10/10
Insane Greatness
8 June 2007
I ran into this film the first time maybe 8 years ago. I had read the play in HS, and at first found it plodding and boring, then was drawn into it very intensely, and went on and read a bunch of other O'Neill, but had never seen any of his work performed. Apparently, there was talk amongst actors about making time disappear when works are really great. This work does that for me, the 3h go by in no time, the whole rest of the world just recedes while it's on.
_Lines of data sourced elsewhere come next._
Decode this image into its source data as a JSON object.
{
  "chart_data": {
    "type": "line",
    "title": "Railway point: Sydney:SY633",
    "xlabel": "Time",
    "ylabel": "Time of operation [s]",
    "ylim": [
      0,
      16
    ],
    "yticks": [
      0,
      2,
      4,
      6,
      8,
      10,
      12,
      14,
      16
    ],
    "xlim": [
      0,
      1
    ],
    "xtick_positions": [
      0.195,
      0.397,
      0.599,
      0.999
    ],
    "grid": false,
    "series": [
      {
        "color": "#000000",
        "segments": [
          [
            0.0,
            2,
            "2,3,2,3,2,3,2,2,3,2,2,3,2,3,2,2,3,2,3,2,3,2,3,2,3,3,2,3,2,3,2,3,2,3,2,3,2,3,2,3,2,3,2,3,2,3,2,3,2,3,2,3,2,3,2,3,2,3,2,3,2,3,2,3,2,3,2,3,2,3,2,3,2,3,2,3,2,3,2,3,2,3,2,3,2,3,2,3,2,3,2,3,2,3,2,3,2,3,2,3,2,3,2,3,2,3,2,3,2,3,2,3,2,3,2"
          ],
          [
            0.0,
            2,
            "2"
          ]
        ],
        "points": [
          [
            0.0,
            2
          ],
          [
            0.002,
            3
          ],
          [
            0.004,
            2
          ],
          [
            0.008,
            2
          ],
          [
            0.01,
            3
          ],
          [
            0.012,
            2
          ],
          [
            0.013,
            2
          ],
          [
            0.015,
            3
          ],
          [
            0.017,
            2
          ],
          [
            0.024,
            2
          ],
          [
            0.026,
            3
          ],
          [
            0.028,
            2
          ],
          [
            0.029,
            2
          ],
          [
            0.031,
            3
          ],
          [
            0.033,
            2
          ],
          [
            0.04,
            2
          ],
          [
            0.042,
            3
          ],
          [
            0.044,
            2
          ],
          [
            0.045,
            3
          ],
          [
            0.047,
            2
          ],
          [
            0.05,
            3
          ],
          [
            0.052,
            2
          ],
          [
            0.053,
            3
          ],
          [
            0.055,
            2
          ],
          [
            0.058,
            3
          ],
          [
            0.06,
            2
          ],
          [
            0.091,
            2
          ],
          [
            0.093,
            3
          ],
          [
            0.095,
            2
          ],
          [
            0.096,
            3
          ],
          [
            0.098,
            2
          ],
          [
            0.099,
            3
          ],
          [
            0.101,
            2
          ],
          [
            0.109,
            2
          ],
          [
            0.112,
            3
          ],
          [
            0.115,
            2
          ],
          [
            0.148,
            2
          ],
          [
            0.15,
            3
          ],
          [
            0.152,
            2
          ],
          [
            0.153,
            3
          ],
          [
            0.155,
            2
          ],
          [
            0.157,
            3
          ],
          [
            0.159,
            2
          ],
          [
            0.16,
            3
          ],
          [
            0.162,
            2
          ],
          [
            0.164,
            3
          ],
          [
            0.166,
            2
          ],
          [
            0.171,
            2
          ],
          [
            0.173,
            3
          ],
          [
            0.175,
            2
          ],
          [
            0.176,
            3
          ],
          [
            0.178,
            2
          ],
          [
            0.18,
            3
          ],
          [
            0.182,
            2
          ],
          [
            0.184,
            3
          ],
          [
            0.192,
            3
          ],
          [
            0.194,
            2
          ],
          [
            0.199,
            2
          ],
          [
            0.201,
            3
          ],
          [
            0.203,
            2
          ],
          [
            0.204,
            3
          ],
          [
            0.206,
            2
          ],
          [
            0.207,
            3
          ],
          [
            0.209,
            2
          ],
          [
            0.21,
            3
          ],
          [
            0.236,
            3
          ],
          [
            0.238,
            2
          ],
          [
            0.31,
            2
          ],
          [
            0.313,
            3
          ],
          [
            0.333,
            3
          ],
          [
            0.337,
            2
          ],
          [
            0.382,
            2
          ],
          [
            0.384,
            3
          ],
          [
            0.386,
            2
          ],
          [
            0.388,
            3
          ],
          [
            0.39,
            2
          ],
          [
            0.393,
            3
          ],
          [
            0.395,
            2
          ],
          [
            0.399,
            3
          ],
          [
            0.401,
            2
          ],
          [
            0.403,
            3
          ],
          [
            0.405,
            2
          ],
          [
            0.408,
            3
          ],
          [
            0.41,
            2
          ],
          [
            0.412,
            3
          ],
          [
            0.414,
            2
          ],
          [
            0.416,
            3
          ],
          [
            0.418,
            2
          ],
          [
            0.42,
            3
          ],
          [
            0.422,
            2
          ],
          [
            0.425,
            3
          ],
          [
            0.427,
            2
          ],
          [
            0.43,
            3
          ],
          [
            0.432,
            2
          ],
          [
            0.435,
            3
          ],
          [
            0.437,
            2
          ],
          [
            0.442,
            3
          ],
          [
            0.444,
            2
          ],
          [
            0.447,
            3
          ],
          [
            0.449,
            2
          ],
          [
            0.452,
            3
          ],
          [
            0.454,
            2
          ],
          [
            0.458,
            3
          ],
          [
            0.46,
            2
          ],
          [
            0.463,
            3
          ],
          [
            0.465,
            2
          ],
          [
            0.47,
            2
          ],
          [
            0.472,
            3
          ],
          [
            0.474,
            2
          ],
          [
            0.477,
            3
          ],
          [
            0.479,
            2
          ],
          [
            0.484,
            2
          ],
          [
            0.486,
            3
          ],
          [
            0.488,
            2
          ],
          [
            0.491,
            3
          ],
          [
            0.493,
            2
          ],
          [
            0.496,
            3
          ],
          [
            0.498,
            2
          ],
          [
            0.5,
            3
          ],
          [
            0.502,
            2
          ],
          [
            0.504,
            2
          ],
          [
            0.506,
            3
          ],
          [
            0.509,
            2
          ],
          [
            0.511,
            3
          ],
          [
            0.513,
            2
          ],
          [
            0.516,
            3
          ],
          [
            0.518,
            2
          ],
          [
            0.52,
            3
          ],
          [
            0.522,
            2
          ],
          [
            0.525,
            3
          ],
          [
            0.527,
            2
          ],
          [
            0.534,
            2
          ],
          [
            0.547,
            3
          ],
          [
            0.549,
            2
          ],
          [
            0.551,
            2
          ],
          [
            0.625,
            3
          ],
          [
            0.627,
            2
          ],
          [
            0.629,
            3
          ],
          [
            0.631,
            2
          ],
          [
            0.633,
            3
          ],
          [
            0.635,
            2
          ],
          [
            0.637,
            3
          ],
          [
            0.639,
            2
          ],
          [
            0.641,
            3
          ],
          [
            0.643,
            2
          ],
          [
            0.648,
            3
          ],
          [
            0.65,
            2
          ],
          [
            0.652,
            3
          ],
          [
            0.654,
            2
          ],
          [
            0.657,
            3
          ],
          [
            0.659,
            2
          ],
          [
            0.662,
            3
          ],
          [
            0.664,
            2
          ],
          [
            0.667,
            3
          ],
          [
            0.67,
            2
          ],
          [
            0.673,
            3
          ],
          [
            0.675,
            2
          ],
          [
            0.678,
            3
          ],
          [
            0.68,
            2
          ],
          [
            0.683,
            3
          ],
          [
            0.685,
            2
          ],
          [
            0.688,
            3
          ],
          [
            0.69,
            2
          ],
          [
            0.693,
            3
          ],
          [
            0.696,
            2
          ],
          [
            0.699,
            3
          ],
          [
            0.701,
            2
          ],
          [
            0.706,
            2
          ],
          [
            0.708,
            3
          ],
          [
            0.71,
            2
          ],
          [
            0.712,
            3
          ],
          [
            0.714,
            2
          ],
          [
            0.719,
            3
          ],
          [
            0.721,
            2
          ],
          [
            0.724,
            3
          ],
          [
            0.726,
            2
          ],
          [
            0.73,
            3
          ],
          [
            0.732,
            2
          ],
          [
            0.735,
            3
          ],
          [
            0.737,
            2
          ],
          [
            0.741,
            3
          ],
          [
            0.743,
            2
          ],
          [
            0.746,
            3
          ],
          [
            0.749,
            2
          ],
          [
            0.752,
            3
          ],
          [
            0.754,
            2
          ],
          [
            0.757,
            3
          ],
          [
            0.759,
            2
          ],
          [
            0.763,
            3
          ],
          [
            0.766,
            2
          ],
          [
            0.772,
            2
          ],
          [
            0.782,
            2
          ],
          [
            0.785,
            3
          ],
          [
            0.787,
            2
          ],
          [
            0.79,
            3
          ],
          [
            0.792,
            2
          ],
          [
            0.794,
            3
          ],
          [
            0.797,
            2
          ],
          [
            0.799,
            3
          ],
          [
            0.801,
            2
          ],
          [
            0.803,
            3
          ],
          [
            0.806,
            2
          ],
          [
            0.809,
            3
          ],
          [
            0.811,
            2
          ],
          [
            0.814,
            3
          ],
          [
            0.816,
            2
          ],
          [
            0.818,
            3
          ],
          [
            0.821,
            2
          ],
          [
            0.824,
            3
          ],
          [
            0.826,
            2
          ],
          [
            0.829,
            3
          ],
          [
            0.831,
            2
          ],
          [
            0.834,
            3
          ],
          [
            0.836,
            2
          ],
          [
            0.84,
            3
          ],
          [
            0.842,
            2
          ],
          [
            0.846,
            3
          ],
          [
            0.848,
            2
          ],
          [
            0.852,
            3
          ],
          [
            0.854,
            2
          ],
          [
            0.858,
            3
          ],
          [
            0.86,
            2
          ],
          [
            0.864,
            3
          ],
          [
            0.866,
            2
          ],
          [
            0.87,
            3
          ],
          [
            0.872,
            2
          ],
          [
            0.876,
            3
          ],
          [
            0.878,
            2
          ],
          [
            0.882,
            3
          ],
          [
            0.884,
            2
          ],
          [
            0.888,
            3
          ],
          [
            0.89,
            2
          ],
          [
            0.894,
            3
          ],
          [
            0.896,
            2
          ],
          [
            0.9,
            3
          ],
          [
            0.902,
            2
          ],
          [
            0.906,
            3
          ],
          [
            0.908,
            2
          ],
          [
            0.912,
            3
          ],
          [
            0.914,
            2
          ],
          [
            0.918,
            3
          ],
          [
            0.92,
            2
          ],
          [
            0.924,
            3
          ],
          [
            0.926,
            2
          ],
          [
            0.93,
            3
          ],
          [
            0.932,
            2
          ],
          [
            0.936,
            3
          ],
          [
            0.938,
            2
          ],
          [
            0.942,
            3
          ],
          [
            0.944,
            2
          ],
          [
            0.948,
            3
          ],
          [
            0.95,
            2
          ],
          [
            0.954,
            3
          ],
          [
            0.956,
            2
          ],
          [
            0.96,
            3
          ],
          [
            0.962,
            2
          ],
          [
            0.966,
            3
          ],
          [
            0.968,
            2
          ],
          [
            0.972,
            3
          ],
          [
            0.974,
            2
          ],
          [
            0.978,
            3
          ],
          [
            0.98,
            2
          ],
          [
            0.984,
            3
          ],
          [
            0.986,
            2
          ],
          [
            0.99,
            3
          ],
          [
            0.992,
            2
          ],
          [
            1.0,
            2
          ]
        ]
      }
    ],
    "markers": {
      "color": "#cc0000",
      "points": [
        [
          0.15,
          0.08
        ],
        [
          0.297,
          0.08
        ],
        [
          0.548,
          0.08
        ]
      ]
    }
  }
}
This is the greatest filmed play I've ever seen. I love the direction (Sidney Lumet is one of the most underrated directors of all time), and the 4 performances are superb.) KH is from another planet, gliding in and out of the deluded, once-beautiful Midwestern bud, into the paranoid, addicted victim. I love Ralph Richardson as the father; he perfectly blends the haminess of the actor with the male chuminess, trying to be a father, but also a friend to his sons. Jason Robards is one of the great actors of all time. The first time I saw this movie, the loudest aspects of his part, because they were most in my face, seemed to be where the meat was. Having just seen it again, his whole story of choosing Fat Vi for his night of debauched tenderness in town became the kind of epic poetic center of the film with everything else in orbit about it (looking back all the way to Aeschylus and forward/sideways to Faulkner). Interestingly, O'Neill himself is the least interesting character. That, in itself, speaks volumes about the work.